Set Minimum Password Length Firebase Email & Password Authentication

Question

When using Firebase\'s Email & Password setting it seems like there are no security constraints on the password.

For example I could create the following user:

Answer 1

I would argue that implementing front-end validation here should be enough (at least in a big portion of applications).

If the purpose of this validation is to protect the user himself, then there is no harm in allowing a user to hack your app and set the password to password, go to a forum and post the credentials, and jump out of a window.

Answer 2

A FirebaseAuthWeakPasswordException is thrown when using a weak password (less than 6 chars) to create a new account or to update an existing account's password. Use getReason() to get a message with the reason the validation failed that you can display to your users.

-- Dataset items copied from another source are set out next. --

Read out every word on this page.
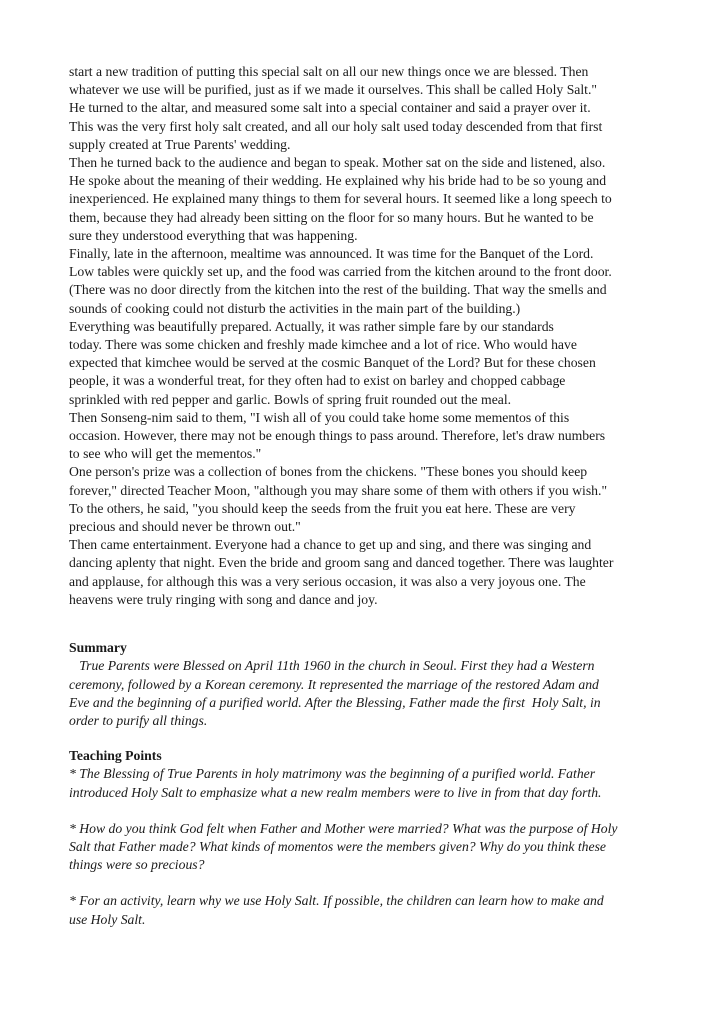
start a new tradition of putting this special salt on all our new things once we are blessed. Then
whatever we use will be purified, just as if we made it ourselves. This shall be called Holy Salt."
He turned to the altar, and measured some salt into a special container and said a prayer over it.
This was the very first holy salt created, and all our holy salt used today descended from that first
supply created at True Parents' wedding.
Then he turned back to the audience and began to speak. Mother sat on the side and listened, also.
He spoke about the meaning of their wedding. He explained why his bride had to be so young and
inexperienced. He explained many things to them for several hours. It seemed like a long speech to
them, because they had already been sitting on the floor for so many hours. But he wanted to be
sure they understood everything that was happening.
Finally, late in the afternoon, mealtime was announced. It was time for the Banquet of the Lord.
Low tables were quickly set up, and the food was carried from the kitchen around to the front door.
(There was no door directly from the kitchen into the rest of the building. That way the smells and
sounds of cooking could not disturb the activities in the main part of the building.)
Everything was beautifully prepared. Actually, it was rather simple fare by our standards
today. There was some chicken and freshly made kimchee and a lot of rice. Who would have
expected that kimchee would be served at the cosmic Banquet of the Lord? But for these chosen
people, it was a wonderful treat, for they often had to exist on barley and chopped cabbage
sprinkled with red pepper and garlic. Bowls of spring fruit rounded out the meal.
Then Sonseng-nim said to them, "I wish all of you could take home some mementos of this
occasion. However, there may not be enough things to pass around. Therefore, let's draw numbers
to see who will get the mementos."
One person's prize was a collection of bones from the chickens. "These bones you should keep
forever," directed Teacher Moon, "although you may share some of them with others if you wish."
To the others, he said, "you should keep the seeds from the fruit you eat here. These are very
precious and should never be thrown out."
Then came entertainment. Everyone had a chance to get up and sing, and there was singing and
dancing aplenty that night. Even the bride and groom sang and danced together. There was laughter
and applause, for although this was a very serious occasion, it was also a very joyous one. The
heavens were truly ringing with song and dance and joy.
Summary
True Parents were Blessed on April 11th 1960 in the church in Seoul. First they had a Western
ceremony, followed by a Korean ceremony. It represented the marriage of the restored Adam and
Eve and the beginning of a purified world. After the Blessing, Father made the first  Holy Salt, in
order to purify all things.
Teaching Points
* The Blessing of True Parents in holy matrimony was the beginning of a purified world. Father
introduced Holy Salt to emphasize what a new realm members were to live in from that day forth.
* How do you think God felt when Father and Mother were married? What was the purpose of Holy
Salt that Father made? What kinds of momentos were the members given? Why do you think these
things were so precious?
* For an activity, learn why we use Holy Salt. If possible, the children can learn how to make and
use Holy Salt.
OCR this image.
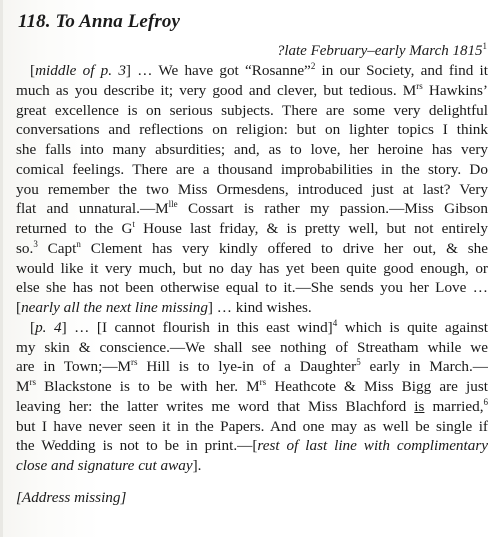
118. To Anna Lefroy
?late February–early March 1815$^1$
[middle of p. 3] … We have got “Rosanne”$^2$ in our Society, and find it
much as you describe it; very good and clever, but tedious. $M^{rs}$ Hawkins’
great excellence is on serious subjects. There are some very delightful
conversations and reflections on religion: but on lighter topics I think
she falls into many absurdities; and, as to love, her heroine has very
comical feelings. There are a thousand improbabilities in the story. Do
you remember the two Miss Ormesdens, introduced just at last? Very
flat and $unnatural.—M^{lle}$ Cossart is rather my passion.—Miss Gibson
returned to the $G^t$ House last friday, & is pretty well, but not entirely
so.$^3$ Capt$^n$ Clement has very kindly offered to drive her out, & she
would like it very much, but no day has yet been quite good enough, or
else she has not been otherwise equal to it.—She sends you her Love …
[nearly all the next line missing] … kind wishes.
[p. 4] … [I cannot flourish in this east wind]$^4$ which is quite against
my skin & conscience.—We shall see nothing of Streatham while we
are in $Town;—M^{rs}$ Hill is to lye-in of a Daughter$^5$ early in March.—
$M^{rs}$ Blackstone is to be with her. $M^{rs}$ Heathcote & Miss Bigg are just
leaving her: the latter writes me word that Miss Blachford is married,$^6$
but I have never seen it in the Papers. And one may as well be single if
the Wedding is not to be in print.—[rest of last line with complimentary
close and signature cut away].
[Address missing]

See https://firebase.google.com/docs/reference/android/com/google/firebase/auth/FirebaseAuthWeakPasswordException for more details.

Answer 3

The problem is with the Reset Password form that Firebase sends. It would be nice to use it and not have to build this out as well.

Answer 4

There is currently no way to configure a minimum password length or strength for Firebase email+password Authentication.

You could build such a restriction into your app, but tech-savvy users can bypass that by calling the API. Or you could introduce a "isPasswordApproved" flag that only a server-side process can set, and then validate the password strength there. But neither of these sound very appealing.